The expedition's two carracks (da Gama's São Gabriel and his brother's vessel) were purpose-built for the voyage under Bartholomeu Dias' supervision. His experience suggested the task they were undertaking required something more substantial than the caravels he had used.
The expedition's third vessel, officially the São Miguel, nicknamed the Berrio, commanded by Nicolau Coelho, was a caravel, probably intended for reconnaissance duties. The flotilla was rounded out by a 200-ton storeship under Gonçalo Nunes, that was never meant to go all the way to India and would end up being scuttled in South Africa's Mossel Bay.
The three main ships carried experienced pilots (Pero de Alenquer, Pedro Escobar, João de Coimbra, and Afonso Gonçalves) who used tables and navigational instruments provided by Abraham Zacuto and, maps and sailing directions from Diogo Ortiz, Bishop of Tangier. The fleet also carried three interpreters—two Arabic speakers and one who spoke several Bantu dialects and stone padrões to set up as marks of discovery along the way. Final preparations were supervised by Dias, who accompanied the expedition as far as the Cape Verde Islands.
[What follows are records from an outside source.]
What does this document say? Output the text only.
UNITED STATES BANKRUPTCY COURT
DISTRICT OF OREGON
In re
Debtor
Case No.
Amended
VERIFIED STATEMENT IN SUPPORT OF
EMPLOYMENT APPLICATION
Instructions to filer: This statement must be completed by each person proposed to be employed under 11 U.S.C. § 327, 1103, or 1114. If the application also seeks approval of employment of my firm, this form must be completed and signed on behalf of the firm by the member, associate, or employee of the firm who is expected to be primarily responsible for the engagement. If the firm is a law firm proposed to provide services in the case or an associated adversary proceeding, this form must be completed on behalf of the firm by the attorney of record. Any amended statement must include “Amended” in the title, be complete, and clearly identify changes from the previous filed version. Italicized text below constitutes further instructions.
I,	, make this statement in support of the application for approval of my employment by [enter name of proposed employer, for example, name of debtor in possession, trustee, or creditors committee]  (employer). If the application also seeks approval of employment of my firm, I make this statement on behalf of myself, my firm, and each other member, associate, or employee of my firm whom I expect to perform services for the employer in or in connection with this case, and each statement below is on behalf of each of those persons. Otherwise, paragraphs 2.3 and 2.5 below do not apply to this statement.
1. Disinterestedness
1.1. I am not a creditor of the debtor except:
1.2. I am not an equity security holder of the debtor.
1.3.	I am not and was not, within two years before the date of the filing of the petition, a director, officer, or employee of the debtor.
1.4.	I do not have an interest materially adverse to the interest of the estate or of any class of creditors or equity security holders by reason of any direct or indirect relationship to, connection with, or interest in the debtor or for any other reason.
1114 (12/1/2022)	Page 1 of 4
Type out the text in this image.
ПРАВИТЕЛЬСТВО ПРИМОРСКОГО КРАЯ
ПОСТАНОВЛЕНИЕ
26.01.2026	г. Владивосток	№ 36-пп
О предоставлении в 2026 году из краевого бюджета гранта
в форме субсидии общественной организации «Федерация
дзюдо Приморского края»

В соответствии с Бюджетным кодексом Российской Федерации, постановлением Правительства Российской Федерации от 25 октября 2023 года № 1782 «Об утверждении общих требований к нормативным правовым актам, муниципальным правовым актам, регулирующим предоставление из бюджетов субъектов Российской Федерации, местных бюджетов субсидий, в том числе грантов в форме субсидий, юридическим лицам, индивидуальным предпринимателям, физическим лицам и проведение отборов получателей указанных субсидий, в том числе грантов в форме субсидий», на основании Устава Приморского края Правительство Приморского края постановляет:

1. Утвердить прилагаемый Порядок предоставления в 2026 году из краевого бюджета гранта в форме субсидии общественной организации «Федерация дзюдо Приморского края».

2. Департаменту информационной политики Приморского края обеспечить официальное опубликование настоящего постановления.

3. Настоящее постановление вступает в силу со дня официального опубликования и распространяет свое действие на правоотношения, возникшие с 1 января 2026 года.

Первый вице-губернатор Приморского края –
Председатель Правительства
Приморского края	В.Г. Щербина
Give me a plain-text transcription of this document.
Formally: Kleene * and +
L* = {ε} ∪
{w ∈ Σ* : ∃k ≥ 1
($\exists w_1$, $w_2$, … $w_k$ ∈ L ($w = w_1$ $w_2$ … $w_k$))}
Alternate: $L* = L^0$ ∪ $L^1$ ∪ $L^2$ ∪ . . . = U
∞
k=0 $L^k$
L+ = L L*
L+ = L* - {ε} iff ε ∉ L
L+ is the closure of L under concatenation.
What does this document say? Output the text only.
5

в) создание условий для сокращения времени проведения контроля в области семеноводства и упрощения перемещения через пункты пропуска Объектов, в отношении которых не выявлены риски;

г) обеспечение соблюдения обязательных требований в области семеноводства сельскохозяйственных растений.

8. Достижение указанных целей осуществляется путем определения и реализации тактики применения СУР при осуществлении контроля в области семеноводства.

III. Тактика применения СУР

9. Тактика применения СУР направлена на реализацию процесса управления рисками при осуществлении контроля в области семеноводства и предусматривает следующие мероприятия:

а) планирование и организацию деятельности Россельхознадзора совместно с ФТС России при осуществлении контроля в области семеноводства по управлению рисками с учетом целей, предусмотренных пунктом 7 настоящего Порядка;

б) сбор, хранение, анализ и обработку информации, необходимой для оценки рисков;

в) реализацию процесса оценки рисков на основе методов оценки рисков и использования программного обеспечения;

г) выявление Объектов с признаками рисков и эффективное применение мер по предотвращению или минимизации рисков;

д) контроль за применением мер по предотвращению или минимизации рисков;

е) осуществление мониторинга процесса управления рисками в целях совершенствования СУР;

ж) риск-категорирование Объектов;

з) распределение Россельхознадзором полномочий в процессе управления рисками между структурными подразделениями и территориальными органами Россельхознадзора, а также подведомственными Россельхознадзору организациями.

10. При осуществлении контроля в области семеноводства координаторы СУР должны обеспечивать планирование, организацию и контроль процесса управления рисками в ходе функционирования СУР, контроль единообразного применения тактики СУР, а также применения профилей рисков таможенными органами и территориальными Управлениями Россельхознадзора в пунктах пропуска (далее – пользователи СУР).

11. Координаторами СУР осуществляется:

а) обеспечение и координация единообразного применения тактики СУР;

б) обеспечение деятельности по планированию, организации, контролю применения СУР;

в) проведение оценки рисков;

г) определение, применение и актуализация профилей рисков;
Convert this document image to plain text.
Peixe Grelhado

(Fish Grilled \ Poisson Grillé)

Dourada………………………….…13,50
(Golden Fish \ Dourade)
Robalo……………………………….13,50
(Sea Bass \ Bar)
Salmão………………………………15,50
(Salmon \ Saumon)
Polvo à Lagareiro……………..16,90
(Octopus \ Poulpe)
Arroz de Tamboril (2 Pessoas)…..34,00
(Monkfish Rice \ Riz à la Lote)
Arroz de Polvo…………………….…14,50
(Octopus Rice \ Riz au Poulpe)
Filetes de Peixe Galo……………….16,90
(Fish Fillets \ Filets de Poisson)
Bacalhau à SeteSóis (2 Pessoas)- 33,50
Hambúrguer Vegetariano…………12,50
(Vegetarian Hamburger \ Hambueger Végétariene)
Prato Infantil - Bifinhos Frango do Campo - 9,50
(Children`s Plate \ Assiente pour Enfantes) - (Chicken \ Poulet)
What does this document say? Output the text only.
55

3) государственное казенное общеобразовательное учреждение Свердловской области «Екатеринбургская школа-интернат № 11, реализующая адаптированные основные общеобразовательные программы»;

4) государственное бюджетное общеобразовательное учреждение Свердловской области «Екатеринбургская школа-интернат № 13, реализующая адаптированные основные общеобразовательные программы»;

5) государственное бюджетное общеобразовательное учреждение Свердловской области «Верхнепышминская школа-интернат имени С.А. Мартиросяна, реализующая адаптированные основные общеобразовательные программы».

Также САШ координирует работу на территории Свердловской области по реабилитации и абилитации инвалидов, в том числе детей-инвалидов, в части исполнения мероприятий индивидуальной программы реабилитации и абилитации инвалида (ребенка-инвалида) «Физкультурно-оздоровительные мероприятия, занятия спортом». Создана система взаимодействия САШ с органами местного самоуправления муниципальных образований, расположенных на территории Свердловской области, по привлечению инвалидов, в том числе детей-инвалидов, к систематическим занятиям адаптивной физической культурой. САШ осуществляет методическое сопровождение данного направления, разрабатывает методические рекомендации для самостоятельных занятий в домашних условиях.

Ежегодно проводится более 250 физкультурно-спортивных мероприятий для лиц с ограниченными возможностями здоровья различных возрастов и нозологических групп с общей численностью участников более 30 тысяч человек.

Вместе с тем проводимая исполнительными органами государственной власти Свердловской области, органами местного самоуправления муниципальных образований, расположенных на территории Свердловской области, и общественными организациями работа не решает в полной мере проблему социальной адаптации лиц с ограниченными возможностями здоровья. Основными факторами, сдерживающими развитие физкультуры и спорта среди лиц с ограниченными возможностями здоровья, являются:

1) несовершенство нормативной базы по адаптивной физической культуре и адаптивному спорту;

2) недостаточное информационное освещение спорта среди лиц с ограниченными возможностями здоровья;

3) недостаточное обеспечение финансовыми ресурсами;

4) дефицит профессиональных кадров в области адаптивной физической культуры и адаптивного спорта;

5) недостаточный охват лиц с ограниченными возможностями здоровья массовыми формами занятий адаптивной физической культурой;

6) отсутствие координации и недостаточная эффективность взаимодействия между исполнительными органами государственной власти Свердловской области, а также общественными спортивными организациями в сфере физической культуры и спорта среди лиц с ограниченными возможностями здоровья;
The four vessels, carrying a crew numbering around 170, sailed from Lisbon on 8 July 1497 and followed the standard Portuguese route along the African coast of Africa via Tenerife and Cape Verde. The four ships passed the Canary Islands on 15 July and reached São Tiago in the Cape Verdes on the 26th. They remained there for about a week before making what seems to have been a long and quite deliberate detour through the South Atlantic that would avoid adverse currents flowing along the African coast.
Over the ten years that had elapsed since Dias rounded the Cape, it seems safe to assume that unheralded voyages into the southern Atlantic delivered a better understanding of prevailing winds and currents.